What Should They Have Said? But gosh it was fun. It clips along at a cracking pace, befitting the knockabout Oirish charm of race-driver-cum-resistance-hero Sean, hurling you into street races, getaways, shoot-outs with Nazis, and even a decent stealth system along the way. Best of all, the use of colour, where occupied areas of town are suffocated in grim black and white while the resistance-held districts are bursting with lurid tones, is extraordinary, lending The Saboteur an aesthetic and mood of all its own.

Siren: Blood Curse (PS3)

What Did The Reviews Say? This cliched survival horror outing stumbles into many of the more common pitfalls of the genre: clumsy movement, terrible combat, bad writing and an incoherent plot. Plus, to add insult to injury, it took hours to install the downloadable episodes (though Siren was later released on disc).

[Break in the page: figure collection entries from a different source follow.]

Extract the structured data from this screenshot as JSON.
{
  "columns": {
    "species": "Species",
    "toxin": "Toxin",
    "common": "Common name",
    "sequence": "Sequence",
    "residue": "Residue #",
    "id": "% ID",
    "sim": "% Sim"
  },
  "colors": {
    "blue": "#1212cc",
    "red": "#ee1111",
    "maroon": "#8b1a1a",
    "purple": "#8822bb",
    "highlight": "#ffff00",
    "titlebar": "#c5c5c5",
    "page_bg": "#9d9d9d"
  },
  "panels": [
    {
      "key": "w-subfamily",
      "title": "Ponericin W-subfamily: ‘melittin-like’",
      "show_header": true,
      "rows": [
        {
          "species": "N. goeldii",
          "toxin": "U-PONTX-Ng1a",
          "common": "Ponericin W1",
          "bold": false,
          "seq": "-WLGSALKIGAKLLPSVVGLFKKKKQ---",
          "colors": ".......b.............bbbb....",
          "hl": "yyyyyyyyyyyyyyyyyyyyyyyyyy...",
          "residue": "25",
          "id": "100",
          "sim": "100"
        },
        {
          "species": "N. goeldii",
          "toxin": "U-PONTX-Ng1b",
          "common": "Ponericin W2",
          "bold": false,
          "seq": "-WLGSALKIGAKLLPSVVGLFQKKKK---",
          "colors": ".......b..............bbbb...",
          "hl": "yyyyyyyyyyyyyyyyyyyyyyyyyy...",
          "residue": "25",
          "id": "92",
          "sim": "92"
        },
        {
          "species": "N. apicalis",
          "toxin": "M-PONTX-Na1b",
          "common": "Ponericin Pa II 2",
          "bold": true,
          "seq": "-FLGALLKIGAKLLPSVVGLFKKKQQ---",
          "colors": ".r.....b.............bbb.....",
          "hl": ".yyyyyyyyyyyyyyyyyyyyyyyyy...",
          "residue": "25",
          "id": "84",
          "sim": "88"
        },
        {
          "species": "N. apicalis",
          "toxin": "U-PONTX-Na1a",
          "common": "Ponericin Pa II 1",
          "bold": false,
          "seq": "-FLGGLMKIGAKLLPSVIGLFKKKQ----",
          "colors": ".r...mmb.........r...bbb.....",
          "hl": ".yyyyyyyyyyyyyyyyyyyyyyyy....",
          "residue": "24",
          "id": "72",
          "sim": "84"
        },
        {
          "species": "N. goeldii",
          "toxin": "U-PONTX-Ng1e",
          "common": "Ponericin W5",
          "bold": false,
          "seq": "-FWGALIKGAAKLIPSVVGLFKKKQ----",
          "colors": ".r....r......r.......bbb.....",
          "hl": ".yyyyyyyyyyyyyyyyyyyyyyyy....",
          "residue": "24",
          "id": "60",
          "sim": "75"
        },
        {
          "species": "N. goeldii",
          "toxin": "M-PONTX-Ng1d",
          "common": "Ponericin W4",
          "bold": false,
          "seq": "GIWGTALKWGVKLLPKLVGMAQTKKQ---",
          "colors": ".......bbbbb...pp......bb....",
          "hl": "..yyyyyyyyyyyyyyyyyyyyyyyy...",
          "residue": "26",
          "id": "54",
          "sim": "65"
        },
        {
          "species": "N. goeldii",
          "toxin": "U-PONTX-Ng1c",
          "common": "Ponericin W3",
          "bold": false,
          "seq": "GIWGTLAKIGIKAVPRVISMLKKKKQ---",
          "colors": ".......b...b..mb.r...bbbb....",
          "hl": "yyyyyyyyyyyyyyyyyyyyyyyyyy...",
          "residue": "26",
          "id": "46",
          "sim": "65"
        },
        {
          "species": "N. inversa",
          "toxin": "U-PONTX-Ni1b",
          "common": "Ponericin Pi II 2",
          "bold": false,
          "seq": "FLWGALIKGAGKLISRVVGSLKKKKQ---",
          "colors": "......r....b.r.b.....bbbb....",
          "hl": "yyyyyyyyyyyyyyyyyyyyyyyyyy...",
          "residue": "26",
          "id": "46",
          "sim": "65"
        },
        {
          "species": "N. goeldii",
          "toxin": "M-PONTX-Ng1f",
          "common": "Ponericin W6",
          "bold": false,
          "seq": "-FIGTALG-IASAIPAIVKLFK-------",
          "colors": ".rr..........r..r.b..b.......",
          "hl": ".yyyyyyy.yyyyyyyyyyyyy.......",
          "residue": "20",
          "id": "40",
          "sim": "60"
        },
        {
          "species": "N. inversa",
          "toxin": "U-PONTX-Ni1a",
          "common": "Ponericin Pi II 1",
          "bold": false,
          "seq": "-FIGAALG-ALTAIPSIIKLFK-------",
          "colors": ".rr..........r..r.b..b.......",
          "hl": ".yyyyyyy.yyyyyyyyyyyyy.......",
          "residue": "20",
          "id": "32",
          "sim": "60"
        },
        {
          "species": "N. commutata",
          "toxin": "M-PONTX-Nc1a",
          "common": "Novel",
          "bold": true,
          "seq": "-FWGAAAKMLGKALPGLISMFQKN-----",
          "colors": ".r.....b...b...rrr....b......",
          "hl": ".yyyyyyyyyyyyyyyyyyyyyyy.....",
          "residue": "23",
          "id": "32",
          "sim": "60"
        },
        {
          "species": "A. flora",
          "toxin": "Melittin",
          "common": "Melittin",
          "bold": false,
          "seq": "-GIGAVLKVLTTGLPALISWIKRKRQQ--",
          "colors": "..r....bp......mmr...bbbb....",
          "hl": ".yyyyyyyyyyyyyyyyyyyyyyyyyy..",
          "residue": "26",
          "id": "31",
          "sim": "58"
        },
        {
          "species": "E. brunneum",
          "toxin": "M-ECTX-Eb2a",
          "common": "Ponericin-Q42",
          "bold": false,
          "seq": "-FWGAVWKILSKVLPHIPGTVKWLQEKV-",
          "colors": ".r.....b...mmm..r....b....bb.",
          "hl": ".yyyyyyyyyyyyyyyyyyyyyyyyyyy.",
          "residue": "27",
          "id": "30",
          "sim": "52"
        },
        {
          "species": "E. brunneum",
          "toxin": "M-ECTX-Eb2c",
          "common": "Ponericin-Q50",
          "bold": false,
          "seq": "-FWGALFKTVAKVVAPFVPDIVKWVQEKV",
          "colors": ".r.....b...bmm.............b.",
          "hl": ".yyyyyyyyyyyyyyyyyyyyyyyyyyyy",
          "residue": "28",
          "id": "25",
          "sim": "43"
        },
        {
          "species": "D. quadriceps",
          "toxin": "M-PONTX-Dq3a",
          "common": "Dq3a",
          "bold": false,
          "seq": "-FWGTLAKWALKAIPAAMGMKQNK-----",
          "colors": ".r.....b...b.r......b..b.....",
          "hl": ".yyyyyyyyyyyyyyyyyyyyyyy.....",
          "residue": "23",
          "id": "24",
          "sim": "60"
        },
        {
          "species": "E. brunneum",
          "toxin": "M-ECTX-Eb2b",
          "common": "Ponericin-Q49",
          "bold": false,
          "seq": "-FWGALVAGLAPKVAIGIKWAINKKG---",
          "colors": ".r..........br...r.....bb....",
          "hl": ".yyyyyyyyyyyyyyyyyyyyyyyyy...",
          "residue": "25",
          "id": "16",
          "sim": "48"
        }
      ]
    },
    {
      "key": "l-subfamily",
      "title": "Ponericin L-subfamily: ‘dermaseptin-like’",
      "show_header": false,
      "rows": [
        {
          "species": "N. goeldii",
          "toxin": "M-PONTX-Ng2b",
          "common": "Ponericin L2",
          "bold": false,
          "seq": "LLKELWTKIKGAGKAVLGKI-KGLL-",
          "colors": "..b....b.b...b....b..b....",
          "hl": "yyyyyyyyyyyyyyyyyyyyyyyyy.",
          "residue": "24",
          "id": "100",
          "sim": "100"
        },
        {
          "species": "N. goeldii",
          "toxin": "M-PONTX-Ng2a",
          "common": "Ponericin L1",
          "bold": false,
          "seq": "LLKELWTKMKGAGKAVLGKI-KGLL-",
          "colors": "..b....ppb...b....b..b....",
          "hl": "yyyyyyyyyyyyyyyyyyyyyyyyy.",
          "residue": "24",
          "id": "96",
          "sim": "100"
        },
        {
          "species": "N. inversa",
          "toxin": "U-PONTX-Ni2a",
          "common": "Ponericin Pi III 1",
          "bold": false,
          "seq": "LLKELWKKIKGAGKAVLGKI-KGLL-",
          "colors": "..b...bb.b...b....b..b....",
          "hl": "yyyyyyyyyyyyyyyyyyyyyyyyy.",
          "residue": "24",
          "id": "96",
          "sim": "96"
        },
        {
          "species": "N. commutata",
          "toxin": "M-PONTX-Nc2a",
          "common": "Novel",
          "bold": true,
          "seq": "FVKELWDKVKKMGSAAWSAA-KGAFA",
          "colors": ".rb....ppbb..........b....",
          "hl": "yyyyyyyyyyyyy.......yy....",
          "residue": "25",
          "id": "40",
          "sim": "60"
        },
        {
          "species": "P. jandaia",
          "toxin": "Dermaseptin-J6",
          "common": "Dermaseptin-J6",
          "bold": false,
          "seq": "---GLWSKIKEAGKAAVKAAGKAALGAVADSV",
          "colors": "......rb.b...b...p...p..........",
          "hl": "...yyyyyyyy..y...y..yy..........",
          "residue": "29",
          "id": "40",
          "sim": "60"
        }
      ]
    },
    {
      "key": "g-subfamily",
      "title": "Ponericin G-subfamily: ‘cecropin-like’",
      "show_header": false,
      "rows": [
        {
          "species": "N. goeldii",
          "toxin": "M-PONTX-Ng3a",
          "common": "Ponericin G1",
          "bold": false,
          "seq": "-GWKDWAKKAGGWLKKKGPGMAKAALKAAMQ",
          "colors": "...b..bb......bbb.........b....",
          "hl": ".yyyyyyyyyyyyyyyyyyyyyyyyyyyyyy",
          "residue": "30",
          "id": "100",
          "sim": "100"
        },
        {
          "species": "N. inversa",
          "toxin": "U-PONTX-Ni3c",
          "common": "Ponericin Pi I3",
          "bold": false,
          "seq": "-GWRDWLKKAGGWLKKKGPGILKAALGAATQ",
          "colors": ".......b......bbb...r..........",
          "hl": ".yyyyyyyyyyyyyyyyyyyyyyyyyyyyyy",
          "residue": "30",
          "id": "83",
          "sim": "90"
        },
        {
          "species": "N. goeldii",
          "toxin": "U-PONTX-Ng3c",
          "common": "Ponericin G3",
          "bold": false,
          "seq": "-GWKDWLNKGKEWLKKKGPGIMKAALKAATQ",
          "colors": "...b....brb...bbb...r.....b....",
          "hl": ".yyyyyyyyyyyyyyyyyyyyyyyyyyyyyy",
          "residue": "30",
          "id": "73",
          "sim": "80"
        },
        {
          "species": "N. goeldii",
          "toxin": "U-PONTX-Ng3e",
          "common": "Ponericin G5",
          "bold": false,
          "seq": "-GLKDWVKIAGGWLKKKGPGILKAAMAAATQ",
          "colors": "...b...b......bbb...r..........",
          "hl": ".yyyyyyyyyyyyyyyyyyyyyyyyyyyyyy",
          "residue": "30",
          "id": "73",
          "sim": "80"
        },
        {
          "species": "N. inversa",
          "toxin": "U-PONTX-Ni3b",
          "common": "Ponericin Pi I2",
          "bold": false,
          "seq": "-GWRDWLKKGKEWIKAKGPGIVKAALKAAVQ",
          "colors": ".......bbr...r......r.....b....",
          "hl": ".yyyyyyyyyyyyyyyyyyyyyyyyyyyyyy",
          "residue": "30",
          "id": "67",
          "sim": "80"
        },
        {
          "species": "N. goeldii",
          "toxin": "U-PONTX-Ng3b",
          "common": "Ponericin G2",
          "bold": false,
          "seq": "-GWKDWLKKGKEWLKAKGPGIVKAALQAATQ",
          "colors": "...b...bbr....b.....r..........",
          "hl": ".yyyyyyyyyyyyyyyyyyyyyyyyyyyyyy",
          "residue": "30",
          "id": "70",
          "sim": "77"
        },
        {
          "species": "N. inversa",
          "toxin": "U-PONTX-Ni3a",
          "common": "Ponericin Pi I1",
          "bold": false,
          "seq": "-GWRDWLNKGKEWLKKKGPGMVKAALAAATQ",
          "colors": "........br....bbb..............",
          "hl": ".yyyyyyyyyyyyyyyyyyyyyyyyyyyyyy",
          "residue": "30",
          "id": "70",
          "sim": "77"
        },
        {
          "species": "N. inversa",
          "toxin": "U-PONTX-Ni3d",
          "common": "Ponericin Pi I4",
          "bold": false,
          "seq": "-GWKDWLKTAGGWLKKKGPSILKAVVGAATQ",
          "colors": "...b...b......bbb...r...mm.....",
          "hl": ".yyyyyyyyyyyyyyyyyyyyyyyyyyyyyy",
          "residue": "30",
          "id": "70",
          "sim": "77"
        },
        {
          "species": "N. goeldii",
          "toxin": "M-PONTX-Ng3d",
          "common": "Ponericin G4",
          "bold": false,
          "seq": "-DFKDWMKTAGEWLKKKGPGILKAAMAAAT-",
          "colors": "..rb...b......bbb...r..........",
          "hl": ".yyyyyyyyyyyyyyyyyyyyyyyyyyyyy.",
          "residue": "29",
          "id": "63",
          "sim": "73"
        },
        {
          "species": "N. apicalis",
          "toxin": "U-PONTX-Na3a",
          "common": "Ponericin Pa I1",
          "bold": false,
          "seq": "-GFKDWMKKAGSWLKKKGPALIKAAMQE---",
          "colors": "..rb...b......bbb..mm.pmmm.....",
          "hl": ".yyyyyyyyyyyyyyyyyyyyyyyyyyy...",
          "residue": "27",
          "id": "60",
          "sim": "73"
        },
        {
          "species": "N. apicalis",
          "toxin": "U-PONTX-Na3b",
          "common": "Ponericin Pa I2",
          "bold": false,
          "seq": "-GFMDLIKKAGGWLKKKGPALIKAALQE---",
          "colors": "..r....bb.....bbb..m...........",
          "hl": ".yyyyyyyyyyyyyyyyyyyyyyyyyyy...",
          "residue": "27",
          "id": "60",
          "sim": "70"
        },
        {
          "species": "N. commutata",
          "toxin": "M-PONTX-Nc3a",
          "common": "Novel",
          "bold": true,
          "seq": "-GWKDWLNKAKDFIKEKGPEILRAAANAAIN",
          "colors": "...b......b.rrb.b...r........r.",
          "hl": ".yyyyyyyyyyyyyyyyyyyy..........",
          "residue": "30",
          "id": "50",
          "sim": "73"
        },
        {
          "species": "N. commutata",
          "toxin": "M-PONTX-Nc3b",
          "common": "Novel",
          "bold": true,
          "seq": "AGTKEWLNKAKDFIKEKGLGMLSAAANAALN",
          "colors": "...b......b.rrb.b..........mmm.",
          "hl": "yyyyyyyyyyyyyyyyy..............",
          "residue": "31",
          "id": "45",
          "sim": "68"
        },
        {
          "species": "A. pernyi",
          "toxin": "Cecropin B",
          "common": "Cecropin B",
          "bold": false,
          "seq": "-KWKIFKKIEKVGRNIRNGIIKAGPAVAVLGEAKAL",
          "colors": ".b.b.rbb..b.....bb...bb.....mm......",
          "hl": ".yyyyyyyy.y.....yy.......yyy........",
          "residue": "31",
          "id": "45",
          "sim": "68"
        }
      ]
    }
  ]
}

What Should They Have Said? Blood Curse is superior survival horror in every facet. With multiple perspectives afforded by a diverse range of playable characters, each with their own motivations, you’re presented with a tale that takes a while to warm up but one where the pay-off is worth it. Sight-jacking remains a stroke of genius and the controls, while tighter that the original, feel as if they’ve been designed to make you feel vulnerable rather than simply not working properly. Blood Curse is chilling, intense and perhaps the best survival horror game this generation.

Well, that’s my list. Do you agree or disagree with my choices? What are your picks for the most underrated games of this generation?